OT: Archiving data/video/movies/photos/oral history
A point to ponder:
Have you ever wondered why languages 'disappear'? For example Egyptian
hieroglyphs. Until the discovery of the Rosetta stone, they were just
undecipherable pictures on the walls of graves.
I fear the same problem is rapidly arriving with regards to computerized
documentation.
How many (normal) people have access to 9-track tapes, eight inch
floppies, or even 5.25 inch floppies. All records that are
stored in these formats are effectively lost to them.
In 100 years is anyone going to even recognize a 9-track tape? Or
paper tape? Or possibly even floppy diskettes?

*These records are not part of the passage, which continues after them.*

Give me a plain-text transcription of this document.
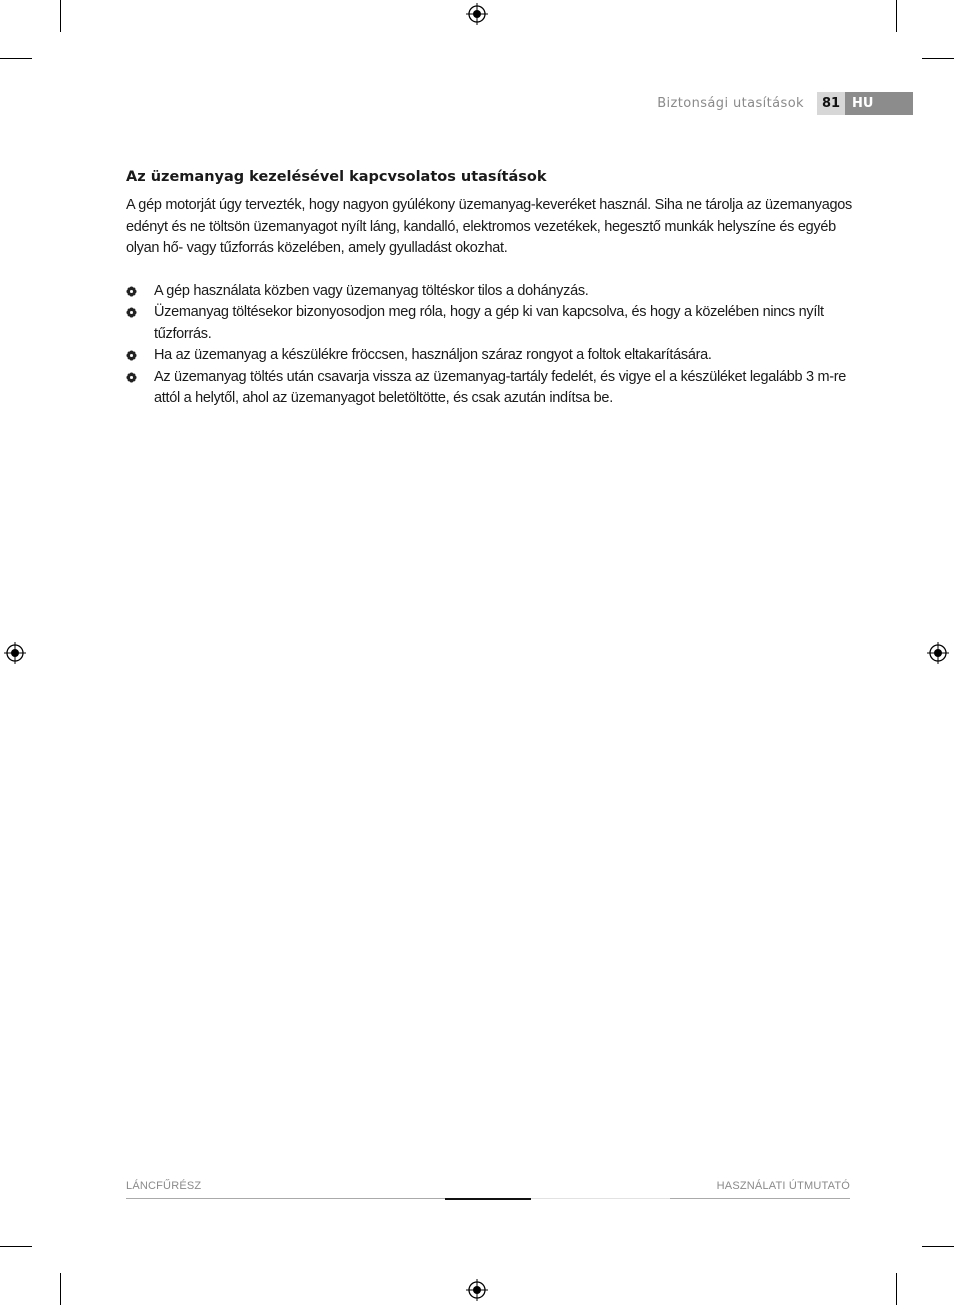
Biztonsági utasítások	81 HU
Az üzemanyag kezelésével kapcvsolatos utasítások

A gép motorját úgy tervezték, hogy nagyon gyúlékony üzemanyag-keveréket használ. Siha ne tárolja az üzemanyagos edényt és ne töltsön üzemanyagot nyílt láng, kandalló, elektromos vezetékek, hegesztő munkák helyszíne és egyéb olyan hő- vagy tűzforrás közelében, amely gyulladást okozhat.

A gép használata közben vagy üzemanyag töltéskor tilos a dohányzás.
Üzemanyag töltésekor bizonyosodjon meg róla, hogy a gép ki van kapcsolva, és hogy a közelében nincs nyílt tűzforrás.
Ha az üzemanyag a készülékre fröccsen, használjon száraz rongyot a foltok eltakarítására.
Az üzemanyag töltés után csavarja vissza az üzemanyag-tartály fedelét, és vigye el a készüléket legalább 3 m-re attól a helytől, ahol az üzemanyagot beletöltötte, és csak azután indítsa be.
LÁNCFŰRÉSZ	HASZNÁLATI ÚTMUTATÓ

If an archeolgist digs up a CD-ROM in 500 years, how are they
possibly going to decode the information stored on it. It is scrambled,
encoded, ECCed, and stirred some more. Is it read from ID to OD (yes),
or from OD to ID. Are they going to know what Red book, Yellow book,
ISO 9660, or Joliet mean? Will they even understand English (or a
close enough descendant)? Most Americans barely understand English
(Kings English) as it was spoken 400 years ago (Shakespeare,
Chaucer, etc).
The point is, any form of long term archival must include enough
information to allow an intelligent ignorant person to decode the
archive. This information must be recorded in a fashion that doesn't
degrade with time, and can be interpreted in the future.